Authors: Judy Van Wyk (University of Rhode Island) & Karen A. Mason (Washington State University)

Publication: Journal of Contemporary Criminal Justice

Year: 2001

Focus Area: Profile, Aging, Decision-making

Relevance: Successfully arming people against fraud victimization requires understanding not only who is victimized, but why they are vulnerable.

Summary: This study analyzes the connection between fraud victimization, age, social activity, and risk-taking.

  • Younger adults are known to be more vulnerable to fraud than older adults: there is a 77% chance of being victimized between the ages of 18 and 24, and only a 44% chance for those between 65 and 74 (Van Wyk & Benson, 1997).
  • The authors investigate whether this is due to greater socialization and risk-taking at a younger age.
  • While both socialization and risk-taken strongly correlate to fraud victimization, they do not predict vulnerability more accurately than age.  This suggests that other aspects of youth aside from social engagement and risk-taking contribute to younger adults’ vulnerability.
  • Neither fraud victims’ social involvement nor their tendency to take risks affect their likelihood to report fraud.

In conclusion, being younger is a more reliable predictor of being a fraud victim than greater social involvement or a tendency to take greater financial risks.  While these two elements may partly explain younger adults’ vulnerability, additional factors still need to be investigated.

Data for this study was collected via a 1994 random telephone survey in Knox County, Tennessee, which correlates with other, similar studies (Titus et al. 1995, Boyle 1992).

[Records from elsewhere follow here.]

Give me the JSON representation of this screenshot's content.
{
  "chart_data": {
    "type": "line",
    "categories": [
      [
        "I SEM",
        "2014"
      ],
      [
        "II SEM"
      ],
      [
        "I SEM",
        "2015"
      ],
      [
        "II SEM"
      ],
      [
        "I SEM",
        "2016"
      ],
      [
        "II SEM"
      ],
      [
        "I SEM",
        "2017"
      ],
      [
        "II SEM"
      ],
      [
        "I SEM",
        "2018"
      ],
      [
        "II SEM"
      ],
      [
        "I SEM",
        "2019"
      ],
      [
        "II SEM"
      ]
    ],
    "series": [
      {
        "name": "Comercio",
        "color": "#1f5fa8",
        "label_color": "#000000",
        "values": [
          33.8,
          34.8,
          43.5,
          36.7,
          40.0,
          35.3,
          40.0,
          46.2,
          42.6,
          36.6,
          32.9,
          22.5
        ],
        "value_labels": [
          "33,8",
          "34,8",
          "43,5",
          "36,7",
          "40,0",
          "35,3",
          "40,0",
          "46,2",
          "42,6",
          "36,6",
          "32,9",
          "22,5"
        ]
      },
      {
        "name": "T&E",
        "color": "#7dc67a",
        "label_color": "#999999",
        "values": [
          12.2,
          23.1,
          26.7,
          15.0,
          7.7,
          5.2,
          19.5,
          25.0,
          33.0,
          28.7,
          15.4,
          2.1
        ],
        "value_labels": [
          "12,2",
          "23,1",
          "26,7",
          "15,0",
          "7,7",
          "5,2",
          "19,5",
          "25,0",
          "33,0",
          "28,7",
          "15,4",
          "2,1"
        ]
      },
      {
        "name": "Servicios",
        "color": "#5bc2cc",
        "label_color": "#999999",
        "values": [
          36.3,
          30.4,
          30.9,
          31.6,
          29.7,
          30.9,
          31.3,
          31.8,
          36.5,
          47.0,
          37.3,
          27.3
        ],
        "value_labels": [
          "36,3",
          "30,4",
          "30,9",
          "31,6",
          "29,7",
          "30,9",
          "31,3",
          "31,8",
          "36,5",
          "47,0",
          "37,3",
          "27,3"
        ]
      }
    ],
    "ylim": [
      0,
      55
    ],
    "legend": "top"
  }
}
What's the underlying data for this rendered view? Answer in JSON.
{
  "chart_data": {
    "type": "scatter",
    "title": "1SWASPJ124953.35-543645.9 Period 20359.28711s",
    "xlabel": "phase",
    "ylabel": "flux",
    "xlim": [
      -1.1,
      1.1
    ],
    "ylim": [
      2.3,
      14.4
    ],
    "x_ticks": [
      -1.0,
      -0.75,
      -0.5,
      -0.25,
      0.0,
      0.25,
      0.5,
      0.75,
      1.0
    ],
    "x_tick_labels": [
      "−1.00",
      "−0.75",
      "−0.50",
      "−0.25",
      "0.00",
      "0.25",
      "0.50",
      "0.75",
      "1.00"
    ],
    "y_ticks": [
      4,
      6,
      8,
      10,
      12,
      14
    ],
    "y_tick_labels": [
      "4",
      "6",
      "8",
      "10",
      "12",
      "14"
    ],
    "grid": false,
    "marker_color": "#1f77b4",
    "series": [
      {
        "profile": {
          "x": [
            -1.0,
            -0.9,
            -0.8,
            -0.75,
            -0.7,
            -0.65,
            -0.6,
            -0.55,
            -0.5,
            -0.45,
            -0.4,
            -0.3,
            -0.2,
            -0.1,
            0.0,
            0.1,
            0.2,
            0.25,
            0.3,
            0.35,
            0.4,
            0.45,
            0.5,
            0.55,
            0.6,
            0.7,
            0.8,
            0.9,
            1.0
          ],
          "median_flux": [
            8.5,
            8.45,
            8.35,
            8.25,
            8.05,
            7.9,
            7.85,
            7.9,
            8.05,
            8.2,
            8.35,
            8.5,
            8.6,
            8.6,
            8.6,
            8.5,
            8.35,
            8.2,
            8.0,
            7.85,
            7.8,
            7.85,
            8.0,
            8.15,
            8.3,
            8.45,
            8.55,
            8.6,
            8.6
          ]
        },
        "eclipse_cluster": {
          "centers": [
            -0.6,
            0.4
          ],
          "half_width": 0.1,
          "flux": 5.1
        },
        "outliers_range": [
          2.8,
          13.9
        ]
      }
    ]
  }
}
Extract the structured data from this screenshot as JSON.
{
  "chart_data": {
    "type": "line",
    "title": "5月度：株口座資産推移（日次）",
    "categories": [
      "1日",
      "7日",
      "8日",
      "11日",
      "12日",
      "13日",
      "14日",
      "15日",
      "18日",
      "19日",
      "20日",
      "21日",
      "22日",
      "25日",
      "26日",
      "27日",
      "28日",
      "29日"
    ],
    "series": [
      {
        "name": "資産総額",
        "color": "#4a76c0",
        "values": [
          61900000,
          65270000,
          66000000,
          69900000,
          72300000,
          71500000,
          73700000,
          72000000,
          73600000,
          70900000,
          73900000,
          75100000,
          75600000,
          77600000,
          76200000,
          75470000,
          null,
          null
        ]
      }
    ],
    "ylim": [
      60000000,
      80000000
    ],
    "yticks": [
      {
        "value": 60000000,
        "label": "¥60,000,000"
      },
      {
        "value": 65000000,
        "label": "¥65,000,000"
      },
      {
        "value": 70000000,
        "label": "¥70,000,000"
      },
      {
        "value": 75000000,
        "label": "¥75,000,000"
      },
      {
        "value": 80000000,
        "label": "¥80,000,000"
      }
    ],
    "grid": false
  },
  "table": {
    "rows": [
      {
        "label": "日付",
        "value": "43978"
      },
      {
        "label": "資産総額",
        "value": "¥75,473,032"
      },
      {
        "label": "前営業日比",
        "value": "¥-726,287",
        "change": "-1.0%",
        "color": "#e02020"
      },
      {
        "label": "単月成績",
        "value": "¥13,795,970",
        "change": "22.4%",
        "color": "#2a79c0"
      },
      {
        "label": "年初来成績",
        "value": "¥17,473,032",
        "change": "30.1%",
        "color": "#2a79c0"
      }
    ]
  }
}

Author Abstract: This study investigates vulnerability and reporting behavior for victimization by consumer fraud. Because socialization may increase the amount of contacts with others, contributing to greater opportunities for victimization, we predict that people who socialize more often may increase their likelihood of victimization.  Greater levels of socialization are also predicted to increase the likelihood of official reporting behavior for consumer fraud victimization because victims may depend on others for guidance in official reporting. The authors found support for the first prediction, but not the second. Although socialization does increase the likelihood of victimization, the authors found it to have no effect on official reporting behavior. These findings shed some light on the disparity between self-reports and official reports of victimization by consumer fraud.